Kazutsugi Nami had offered investors 36% annual returns
Japanese police have arrested the chairman of a Tokyo bedding supplier over an alleged investment scam reportedly worth $1.4bn (£970m).
Kazutsugi Nami, chairman of the now bankrupt L&G, had offered investors 36% annual returns and issued special electronic money termed "Enten".
The 75-year-old businessman had built a cult status among those who invested in his company.
He is reported to have swindled 37,000 investors, but denies any wrongdoing.
Police have confirmed his arrest but not the size of the alleged fraud.
Mr Nami and other L&G executives allegedly collected huge investment funds from clients despite knowing they could not pay the promised investment returns.
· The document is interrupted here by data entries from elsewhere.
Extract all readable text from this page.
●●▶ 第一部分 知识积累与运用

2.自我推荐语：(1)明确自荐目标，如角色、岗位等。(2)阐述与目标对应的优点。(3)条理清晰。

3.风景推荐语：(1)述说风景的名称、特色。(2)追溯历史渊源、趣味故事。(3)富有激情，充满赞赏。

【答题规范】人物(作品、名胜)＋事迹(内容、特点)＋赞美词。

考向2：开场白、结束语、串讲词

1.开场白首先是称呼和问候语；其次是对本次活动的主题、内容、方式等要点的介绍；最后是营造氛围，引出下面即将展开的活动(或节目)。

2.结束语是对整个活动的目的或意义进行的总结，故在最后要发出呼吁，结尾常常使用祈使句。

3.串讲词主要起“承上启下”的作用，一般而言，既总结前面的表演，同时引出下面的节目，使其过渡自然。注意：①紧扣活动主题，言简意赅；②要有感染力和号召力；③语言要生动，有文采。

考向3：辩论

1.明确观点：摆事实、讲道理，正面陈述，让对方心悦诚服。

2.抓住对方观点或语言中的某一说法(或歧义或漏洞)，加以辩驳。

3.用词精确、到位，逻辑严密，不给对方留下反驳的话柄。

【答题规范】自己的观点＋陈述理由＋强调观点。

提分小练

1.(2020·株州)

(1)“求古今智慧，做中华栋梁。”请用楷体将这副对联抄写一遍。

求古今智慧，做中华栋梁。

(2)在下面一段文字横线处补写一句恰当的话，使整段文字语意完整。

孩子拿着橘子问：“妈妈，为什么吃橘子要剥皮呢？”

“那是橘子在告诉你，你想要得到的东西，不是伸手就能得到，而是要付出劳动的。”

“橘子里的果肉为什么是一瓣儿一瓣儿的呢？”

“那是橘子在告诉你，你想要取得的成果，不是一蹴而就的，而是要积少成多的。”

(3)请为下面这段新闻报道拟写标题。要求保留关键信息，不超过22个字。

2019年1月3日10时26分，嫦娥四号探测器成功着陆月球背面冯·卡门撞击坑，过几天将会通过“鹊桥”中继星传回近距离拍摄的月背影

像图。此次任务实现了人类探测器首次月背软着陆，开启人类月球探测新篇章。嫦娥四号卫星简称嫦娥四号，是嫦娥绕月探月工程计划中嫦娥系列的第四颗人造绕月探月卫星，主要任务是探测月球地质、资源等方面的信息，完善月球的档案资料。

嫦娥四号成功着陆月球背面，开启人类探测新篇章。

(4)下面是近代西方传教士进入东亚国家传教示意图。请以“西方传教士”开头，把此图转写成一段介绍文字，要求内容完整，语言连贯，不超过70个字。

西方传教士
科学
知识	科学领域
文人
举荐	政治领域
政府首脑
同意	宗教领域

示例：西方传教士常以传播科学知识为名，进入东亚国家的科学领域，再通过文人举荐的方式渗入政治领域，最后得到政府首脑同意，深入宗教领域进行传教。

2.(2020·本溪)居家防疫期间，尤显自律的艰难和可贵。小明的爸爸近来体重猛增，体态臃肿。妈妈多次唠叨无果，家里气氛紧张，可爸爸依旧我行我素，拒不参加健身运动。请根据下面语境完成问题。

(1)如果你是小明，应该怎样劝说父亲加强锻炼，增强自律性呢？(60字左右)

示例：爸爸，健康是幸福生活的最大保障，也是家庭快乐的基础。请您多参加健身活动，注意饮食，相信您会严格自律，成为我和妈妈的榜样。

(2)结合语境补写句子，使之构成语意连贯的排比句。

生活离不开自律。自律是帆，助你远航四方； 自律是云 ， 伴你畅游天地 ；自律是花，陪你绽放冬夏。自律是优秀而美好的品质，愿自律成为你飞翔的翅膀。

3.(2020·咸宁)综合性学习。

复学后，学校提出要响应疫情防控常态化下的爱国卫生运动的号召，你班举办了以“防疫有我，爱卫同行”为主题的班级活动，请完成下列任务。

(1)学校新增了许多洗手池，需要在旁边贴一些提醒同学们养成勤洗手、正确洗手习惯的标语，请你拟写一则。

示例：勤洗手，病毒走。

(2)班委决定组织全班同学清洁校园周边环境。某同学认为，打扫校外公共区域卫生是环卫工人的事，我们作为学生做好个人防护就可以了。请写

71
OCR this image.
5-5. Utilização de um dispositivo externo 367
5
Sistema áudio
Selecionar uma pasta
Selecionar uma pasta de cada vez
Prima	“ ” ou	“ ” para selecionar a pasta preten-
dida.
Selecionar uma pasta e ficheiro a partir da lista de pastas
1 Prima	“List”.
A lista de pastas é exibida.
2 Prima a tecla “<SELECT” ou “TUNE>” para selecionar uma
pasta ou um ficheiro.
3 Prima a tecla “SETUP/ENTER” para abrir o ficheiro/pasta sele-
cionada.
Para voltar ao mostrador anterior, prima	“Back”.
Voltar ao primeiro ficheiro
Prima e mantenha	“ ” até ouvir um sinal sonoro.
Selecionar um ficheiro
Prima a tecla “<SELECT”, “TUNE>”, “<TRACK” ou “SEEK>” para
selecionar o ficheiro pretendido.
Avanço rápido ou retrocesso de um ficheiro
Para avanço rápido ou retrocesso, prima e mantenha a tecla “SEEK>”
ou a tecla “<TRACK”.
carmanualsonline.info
He also collected funds by issuing ''Enten'', saying that the quasi-currency could be used at company-sponsored bazaars nationwide and internet markets, according to an investigation reported by Kyodo news agency.
Mr Nami has denied any wrongdoing, AFP news agency reports.
"I'm leading 50,000 people. Can they charge a company this big with fraud?" he asked reporters.
Questioned over whether he was sorry for his investors, he was quoted as replying: "No! I have put my life at stake." He was then led away by the police.
Kazutsugi Nami had built up a cult-like following among customers.
Mr Nami wooed his so-called "shareholders", saying he had a "divine decree" to "eliminate poverty from this world", according to lawyers representing victims.
"Enten" was fed into investors' mobile telephones and used to buy items ranging from vegetables to futons, clothes and jewellery.
The name "Enten" is apparently a combination of the Japanese words for the yen currency and paradise.
The NTV network aired footage of an "Enten fair" where participants sang the praises of the investment plan.
L&G was established in 1987, at first selling bedding and health products.
It began its investment scheme, including the issuance of "Enten", in 2001.
The company stopped paying cash dividends in February 2007, and by September of that year had sacked most of its employees, Kyodo reported.
It folded in November 2007 and is now undergoing a court-led bankruptcy process.